Johnny English Reborn (Oliver Parker, 2011)

Picking up years after the previous film, Johnny English (Rowan Atkinson) is in seclusion at a remote monastery following a botched mission. When a new threat arises, English is brought back into service with MI7.


A mysterious group of assassins known as Vortex are planning to assassinate the Chinese premier at an Anglo-Chinese summit. While Johnny goes on the hunt to uncover the identities of the conspirators, he also has to contend with the changes that have taken place in his absence - along with the ghosts of his past.



Hello darkness my old friend...


I feel like I have seen the first 15 minutes of Johnny English Reborn before. It is such a cliche to open a movie with our hero in solitude seeking spiritual healing, and it is specifically a cliche I associate with comedies. 

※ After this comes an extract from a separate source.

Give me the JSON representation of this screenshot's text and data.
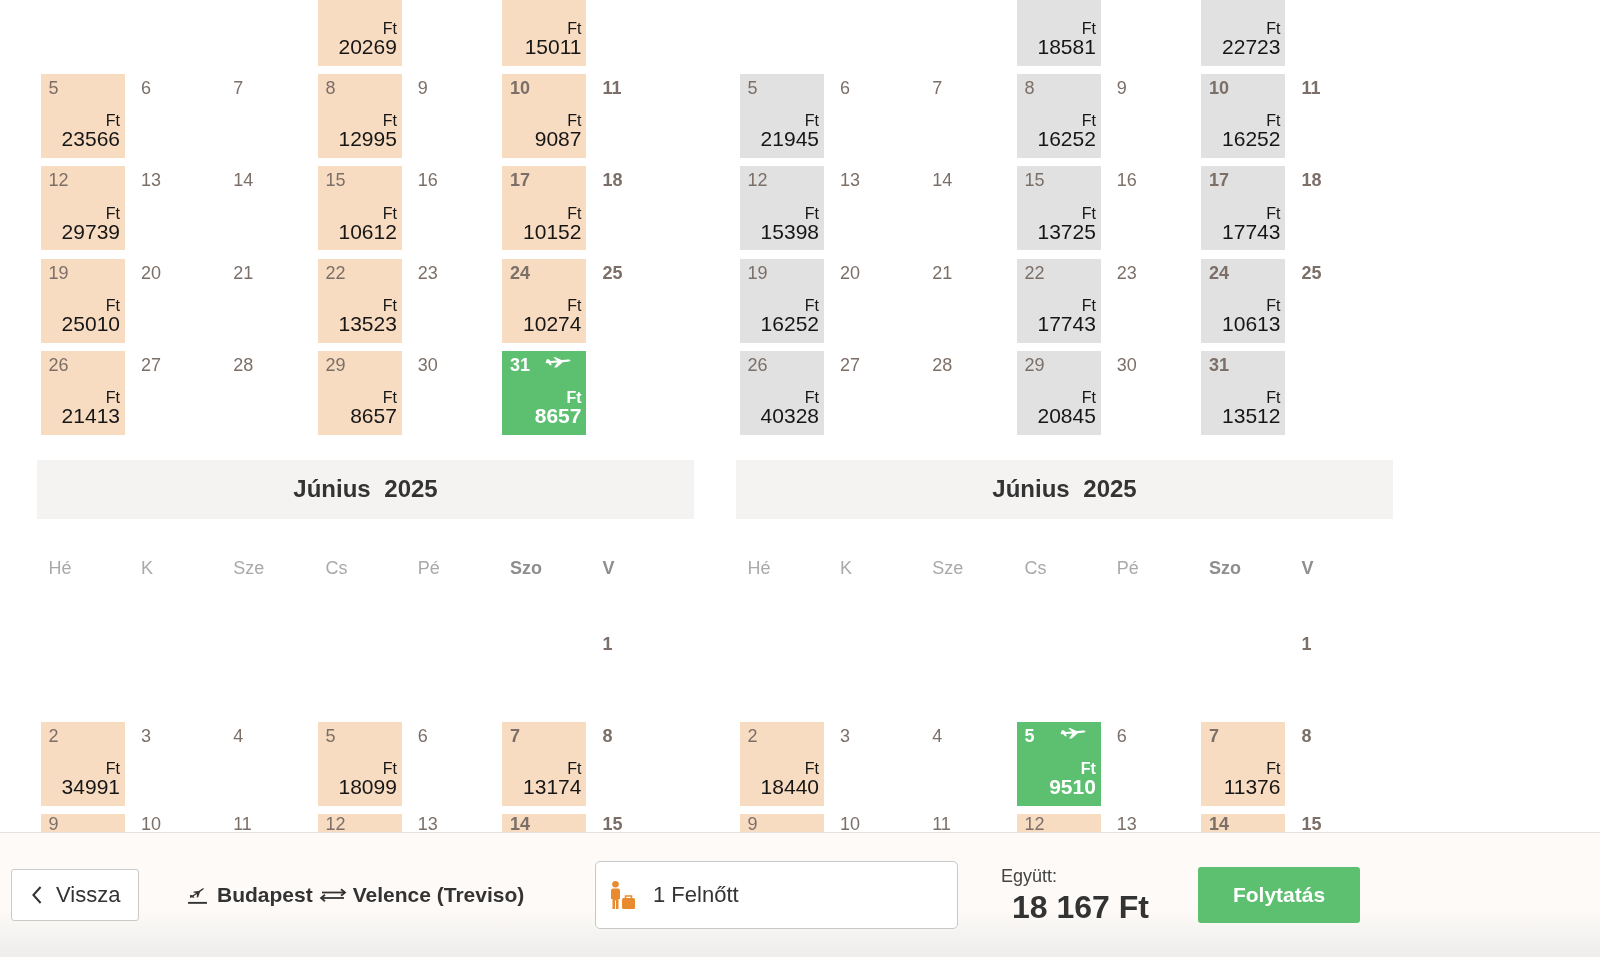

While Rambo 3 is the most famous example, watching Johnny English Reborn I kept recalling similar set ups from Hot Shots Part Deux, Ace Ventura: When Nature Calls and other movies that I cannot remember.

The thing is, this is a cliche that has been done to death.


The funny thing is, in terms of its story, Johnny English Reborn is better constructed than its predecessor. And there is an attempt to spoof current trends in both the spy genre and the wider world. Which gives it a little more focus than JE1.


The reveal that MI7 is now sponsored by Toshiba, complete with a marketing campaign and brochure is a fun little touch that provides a sociopolitical context that was missing from its predecessor. I am not sure whether it is necessary, but it is a fun bit of world-building that works with the film's theme of time moving on.


In a weird way, this movie reminded me of Skyfall - a fallen agent goes into seclusion and returns to save the day. The similarities are not that strong, but it is kind of interesting that the makers of Bond and JE1 followed a similar approach in terms of addressing the characters' extended absence from screens.


There are a few more tilts toward the changes and familiar tropes in the other British spy franchise: The parkour chase feels like the ultimate send-up of Casino Royale (and all the other films which included the sport), with English finding even more mundane methods than Daniel Craig to follow his opponent.


The golf game resurrects the tired gambit of Bond tipping his hand to the villain that he is in on the scheme. It is a great basis for Atkinson's brand of over-confident inanity ("Shot! ...as was my friend Fisher, actually. In the back...') and it is one of my favourite sequences in the film.


What I appreciated about the script was how it re-contextualised English's arrogance, and made it a liability that affects his relationships with other characters, particularly his new partner, Colin (Daniel Kaluuya). Unlike Bough, who seems to be stuck in a vacuum, Colin's career and life are endangered by English's bungling, and English has to reckon with that.


I am not sure that English's redemption is as well-written as it should be, but there is at least the broad shape of a story here, compared with the original.


Kaluuya is really good, although he does not get an awful lot to do.That sums up the cast as a whole. It is a compliment to the movie that the movie was able to assemble this cast - Gillian Anderson is the new Pegasus, Dominic West is the new bad guy and Rosamund Pike, who is as over-qualified here as she was in Die Another Day, plays an ally of English's who holds the key to his redemption.


While the movie features several strong qualities, the focus on the story does mean there is less of the conveyer-belt of gags that the original featured. The jokes are sharper here, but there are fewer of them, and some of the physical gags fall flat.


It is a strange place to be where the story is stronger and the title character more defined, but the whole reason for watching - jokes - are in short supply. A strange beast this one.


Johnny English Reborn was a hit and a minor critical success, ensuring an eventual return for the bumbling agent.